Digital Innovations
Share & Share Alike; Photo Sharing Is A Good Thing

All Photos © 2004, Joe Farace, All Rights Reserved

"Living is having ups and downs and sharing them with friends."--Trey Parker & Matt Stone

There are lots of photo-sharing sites, even good ones, too, like Smugmug (www.smugmug.com) and Webshots (www.webshots.com), but a day doesn't go by when some PR type isn't begging me to write about the newest photo-sharing site with "revolutionary" technology. Sometimes they are right; they were sure right about HeyPix! (www.heypix.com).

Windup Labs' HeyPix! integrates a desktop photo organizer with an online photo-sharing service. It's a Windows-only (sigh) application that lets you organize photos offline in "shoeboxes" and manage photos on your hard drive and online photo albums. You can customize the look and feel of online albums using templates or creating your own. Take a look at mine at http://joefaraceonline.heypix.com. HeyPix! adds a social dimension to photo sharing by allowing users to create a photo network with friends and family. Users can easily view the latest photos from their network of friends. HeyPix! users can even share stories about their latest photos on their blog. (See this month's Web Profiles.)

Some of the photographs on the site were made at an automotive test shoot coordinated by a local performance shop. I saved the images of each owner's car in individual shoeboxes under their name, and then uploaded each shoebox to an album showing all the car's photographs. Visitors to the sites can order prints of their cars directly from HeyPix!, taking me out of being the middleman.

The following plans are available: The free option (50MB storage/200MB transfer) permits storage of 50 photos and 4000 photo views by friends and family. Standard (1GB storage/2GB transfer) costs $4.95 per month and allows storage of 1000 photos and 40,000 photo views, while Premium (3GB storage/5GB transfer) is $7.95 a month and allows storage of 3000 photos and 100,000 photo views.

Plug-In Of The Month
Bill Dusterwald is the genius who created SilverOxide (www.silveroxide.com), a family of Photoshop compatible plug-ins allowing digital images to emulate the tonalities of "real" analog film, such as Kodak's classic Tri-X or my favorite, Panatomic-X. Now he's begun a series of new monochrome filters designed to optimize images based on subject matter. The first is the Landscape filter and in addition to the typical filter options SilverOxide offers in the dialog box, such as red, orange, and the ubiquitous none, he's added a new, purely digital filter called BANG (Blue Algorithm Neutral Gray) that acts like a polarizer filter. Usually his filters are modeled on the existing analog world, but Dusterwald says this one is "pure digital whiz bang." All I can add is that it sure is.
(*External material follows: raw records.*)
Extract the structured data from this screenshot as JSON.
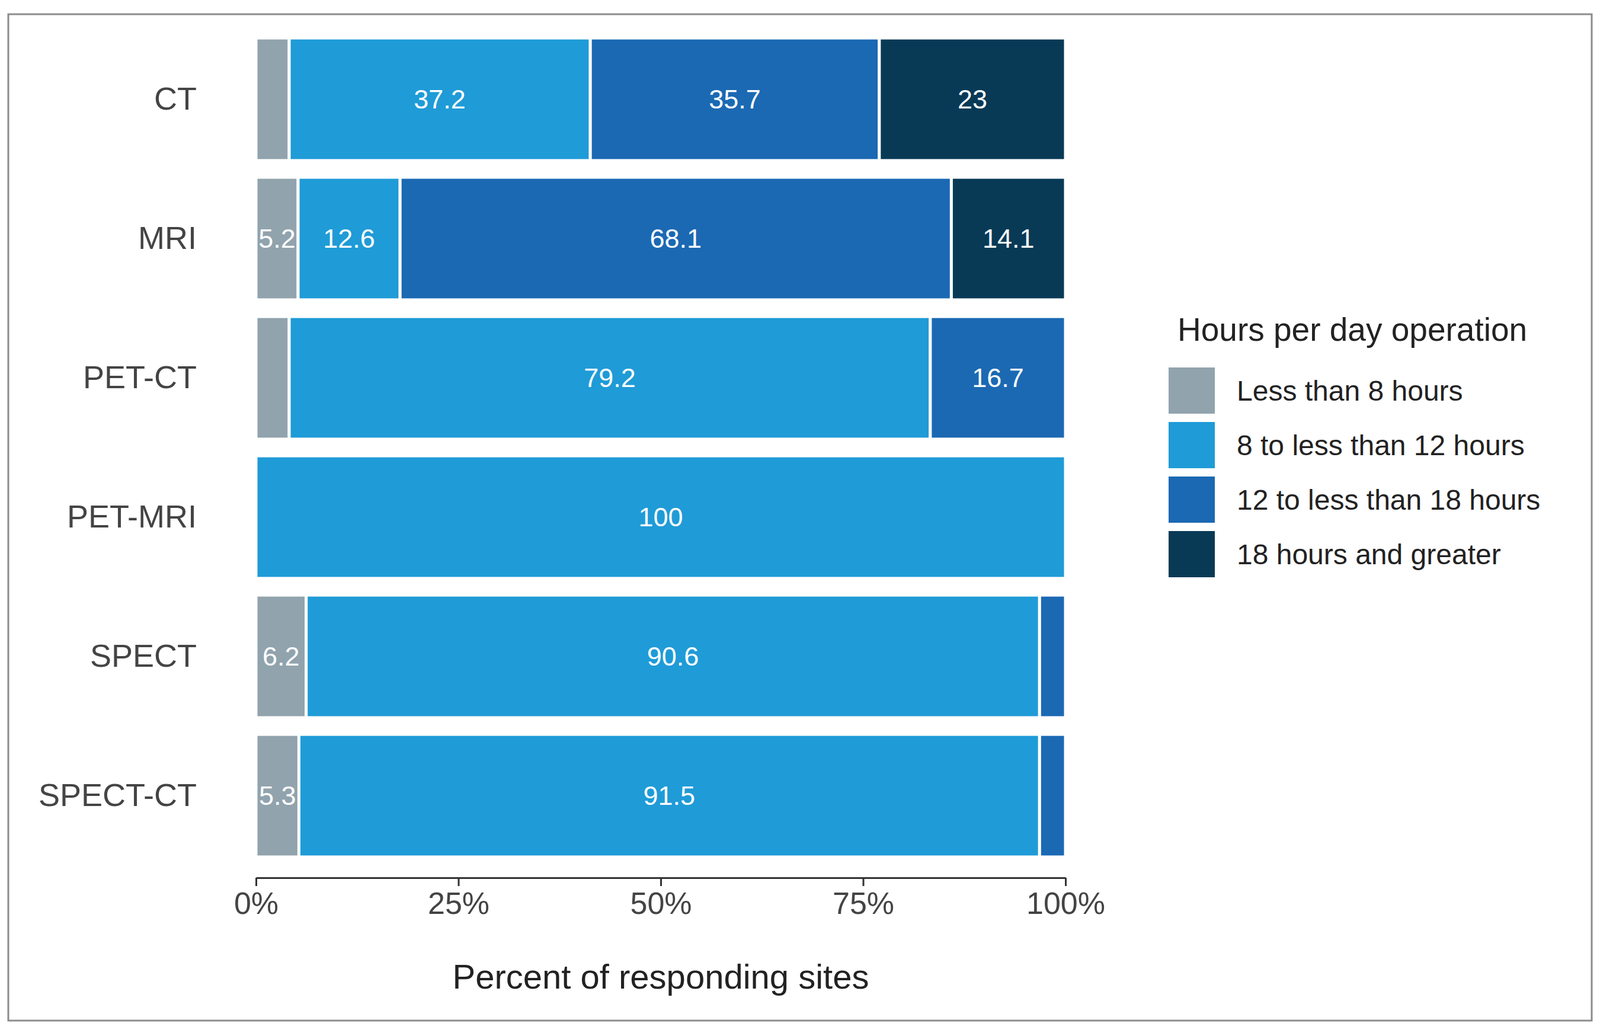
{
  "chart_data": {
    "type": "bar",
    "orientation": "horizontal",
    "stacked": true,
    "data_labels": true,
    "grid": false,
    "legend": "right",
    "legend_title": "Hours per day operation",
    "x_label": "Percent of responding sites",
    "categories": [
      "CT",
      "MRI",
      "PET-CT",
      "PET-MRI",
      "SPECT",
      "SPECT-CT"
    ],
    "xlim": [
      0,
      100
    ],
    "xticks": [
      {
        "value": 0,
        "label": "0%"
      },
      {
        "value": 25,
        "label": "25%"
      },
      {
        "value": 50,
        "label": "50%"
      },
      {
        "value": 75,
        "label": "75%"
      },
      {
        "value": 100,
        "label": "100%"
      }
    ],
    "series": [
      {
        "name": "Less than 8 hours",
        "color": "#91a3ad",
        "values": [
          4.1,
          5.2,
          4.1,
          0,
          6.2,
          5.3
        ],
        "value_labels": [
          null,
          "5.2",
          null,
          null,
          "6.2",
          "5.3"
        ]
      },
      {
        "name": "8 to less than 12 hours",
        "color": "#1f9bd7",
        "values": [
          37.2,
          12.6,
          79.2,
          100,
          90.6,
          91.5
        ],
        "value_labels": [
          "37.2",
          "12.6",
          "79.2",
          "100",
          "90.6",
          "91.5"
        ]
      },
      {
        "name": "12 to less than 18 hours",
        "color": "#1b69b3",
        "values": [
          35.7,
          68.1,
          16.7,
          0,
          3.2,
          3.2
        ],
        "value_labels": [
          "35.7",
          "68.1",
          "16.7",
          null,
          null,
          null
        ]
      },
      {
        "name": "18 hours and greater",
        "color": "#083a56",
        "values": [
          23,
          14.1,
          0,
          0,
          0,
          0
        ],
        "value_labels": [
          "23",
          "14.1",
          null,
          null,
          null,
          null
        ]
      }
    ]
  }
}
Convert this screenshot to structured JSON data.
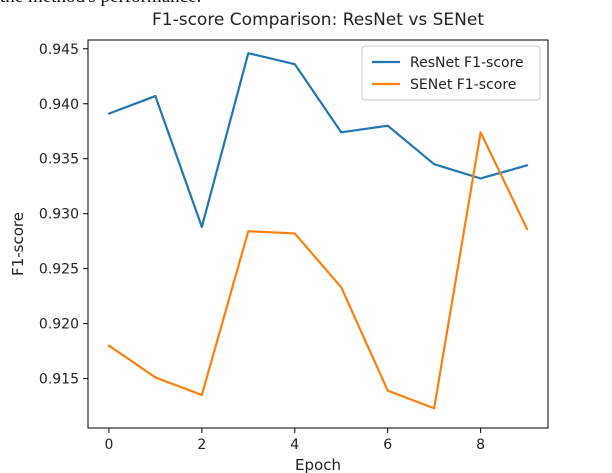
{
  "page": {
    "top_fragment": "the method's performance."
  },
  "chart_data": {
    "type": "line",
    "title": "F1-score Comparison: ResNet vs SENet",
    "xlabel": "Epoch",
    "ylabel": "F1-score",
    "x": [
      0,
      1,
      2,
      3,
      4,
      5,
      6,
      7,
      8,
      9
    ],
    "xlim": [
      -0.45,
      9.45
    ],
    "ylim": [
      0.9105,
      0.9458
    ],
    "xticks": [
      0,
      2,
      4,
      6,
      8
    ],
    "yticks": [
      0.915,
      0.92,
      0.925,
      0.93,
      0.935,
      0.94,
      0.945
    ],
    "ytick_labels": [
      "0.915",
      "0.920",
      "0.925",
      "0.930",
      "0.935",
      "0.940",
      "0.945"
    ],
    "grid": false,
    "legend_position": "top-right",
    "series": [
      {
        "name": "ResNet F1-score",
        "color": "#1f77b4",
        "values": [
          0.9391,
          0.9407,
          0.9288,
          0.9446,
          0.9436,
          0.9374,
          0.938,
          0.9345,
          0.9332,
          0.9344
        ]
      },
      {
        "name": "SENet F1-score",
        "color": "#ff7f0e",
        "values": [
          0.918,
          0.9151,
          0.9135,
          0.9284,
          0.9282,
          0.9233,
          0.9139,
          0.9123,
          0.9374,
          0.9286
        ]
      }
    ]
  }
}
SilverOxide's newest monochrome conversion plug-in is the first in a series of subject-based products. It's called Landscape and in addition to the standard filter options SilverOxide offers in the Mac OS dialog box (shown here), such as red and orange, there's a new one called BANG (Blue Algorithm Neutral Gray) that acts like a polarizer. Landscape is also available for Microsoft Windows.


OK, I'm not really an avid landscape photographer, but do appreciate the genre. Most of the time, my days in the landscape are spent shooting cars, such as this Nissan Skyline, photographed on assignment for "Modified" magazine. Here the Skyline carves its way through the twisty bits in the foothills outside Denver. This photograph was made with a Canon EOS-1D Mark II, 28-105mm lens, with me hanging out the window of my GTI 337 (someone else was driving).